Weil das Internet das Internet ist, tauchten dort allerdings schnell die ersten Entschlüsseler zum Download auf, die diesen Kopier- und Abspielschutz umgehen konnten. Der vielleicht berühmteste unter ihnen ist DeCSS—in einer Version von Phil Carmody, der diesen Entschlüsseler als Primzahl angelegt hatte.

Das Problem: Primzahlen, diese mysterösen Phänomene, spielen eine zentrale Rolle in der Verschlüsselungstechnik, weil Computer raten müssen, aus welchen Faktoren sie zusammengesetzt sind, um sie zu berechnen. Je größer die Zahlen werden, desto länger dauert diese sogenannte Faktorisierung; sie bildet auch die Grundlage für die vielversprechenden Quantenrechner.

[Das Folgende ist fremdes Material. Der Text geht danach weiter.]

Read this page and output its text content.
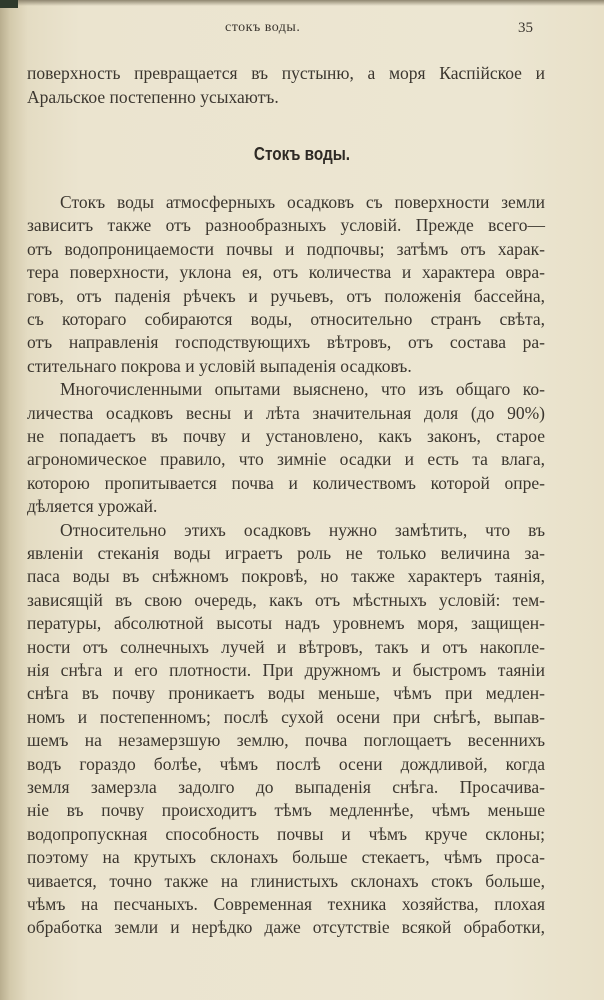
стокъ воды.	35
поверхность превращается въ пустыню, а моря Каспійское и
Аральское постепенно усыхаютъ.
Стокъ воды.
Стокъ воды атмосферныхъ осадковъ съ поверхности земли
зависитъ также отъ разнообразныхъ условій. Прежде всего—
отъ водопроницаемости почвы и подпочвы; затѣмъ отъ харак-
тера поверхности, уклона ея, отъ количества и характера овра-
говъ, отъ паденія рѣчекъ и ручьевъ, отъ положенія бассейна,
съ котораго собираются воды, относительно странъ свѣта,
отъ направленія господствующихъ вѣтровъ, отъ состава ра-
стительнаго покрова и условій выпаденія осадковъ.
Многочисленными опытами выяснено, что изъ общаго ко-
личества осадковъ весны и лѣта значительная доля (до 90%)
не попадаетъ въ почву и установлено, какъ законъ, старое
агрономическое правило, что зимніе осадки и есть та влага,
которою пропитывается почва и количествомъ которой опре-
дѣляется урожай.
Относительно этихъ осадковъ нужно замѣтить, что въ
явленіи стеканія воды играетъ роль не только величина за-
паса воды въ снѣжномъ покровѣ, но также характеръ таянія,
зависящій въ свою очередь, какъ отъ мѣстныхъ условій: тем-
пературы, абсолютной высоты надъ уровнемъ моря, защищен-
ности отъ солнечныхъ лучей и вѣтровъ, такъ и отъ накопле-
нія снѣга и его плотности. При дружномъ и быстромъ таяніи
снѣга въ почву проникаетъ воды меньше, чѣмъ при медлен-
номъ и постепенномъ; послѣ сухой осени при снѣгѣ, выпав-
шемъ на незамерзшую землю, почва поглощаетъ весеннихъ
водъ гораздо болѣе, чѣмъ послѣ осени дождливой, когда
земля замерзла задолго до выпаденія снѣга. Просачива-
ніе въ почву происходитъ тѣмъ медленнѣе, чѣмъ меньше
водопропускная способность почвы и чѣмъ круче склоны;
поэтому на крутыхъ склонахъ больше стекаетъ, чѣмъ проса-
чивается, точно также на глинистыхъ склонахъ стокъ больше,
чѣмъ на песчаныхъ. Современная техника хозяйства, плохая
обработка земли и нерѣдко даже отсутствіе всякой обработки,
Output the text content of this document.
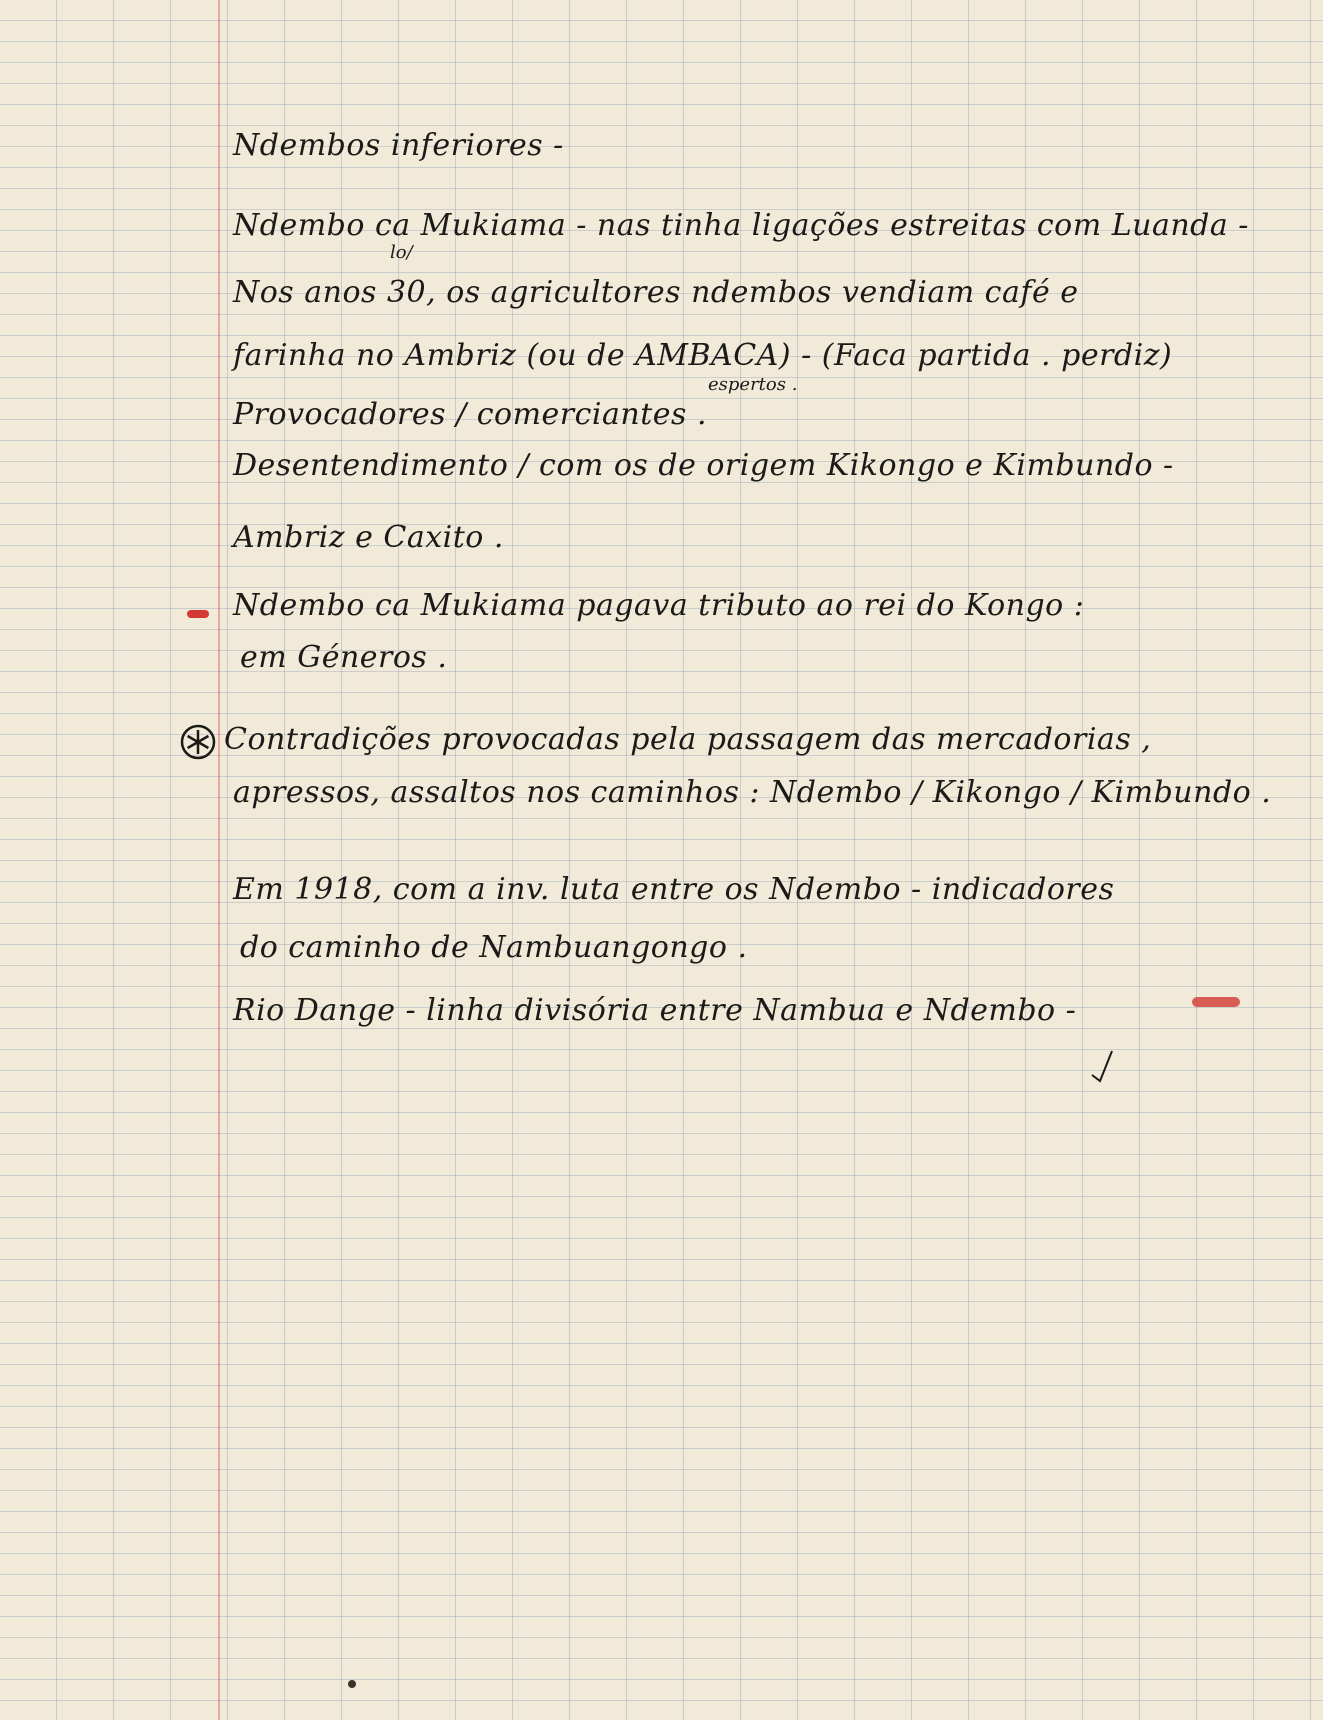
Ndembos inferiores -
Ndembo ca Mukiama - nas tinha ligações estreitas com Luanda -
lo/
Nos anos 30, os agricultores ndembos vendiam café e
farinha no Ambriz (ou de AMBACA) - (Faca partida . perdiz)
espertos .
Provocadores / comerciantes .
Desentendimento / com os de origem Kikongo e Kimbundo -
Ambriz e Caxito .
Ndembo ca Mukiama pagava tributo ao rei do Kongo :
em Géneros .
Contradições provocadas pela passagem das mercadorias ,
apressos, assaltos nos caminhos : Ndembo / Kikongo / Kimbundo .
Em 1918, com a inv. luta entre os Ndembo - indicadores
do caminho de Nambuangongo .
Rio Dange - linha divisória entre Nambua e Ndembo -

Ständig entdecken wir neue, größere Primzahlen—und auch, dass es ein bestimmtes Muster gibt, dass völlig überraschend in großen Primzahlen auftaucht, wurde erst vor kurzem verkündet.

Es gibt eine unendliche Anzahl an Primzahlen, weil es unendlich viele Zahlen gibt. Doch es wird immer schwieriger, neue zu finden. Organisationen wie die Electronic Frontier Foundation (EFF), die sich für sichere Verschlüsselugstechniken für Privatpersonen einsetzen, zahlen dir deshalb bis zu 250.000 Dollar für eine neue Primzahl.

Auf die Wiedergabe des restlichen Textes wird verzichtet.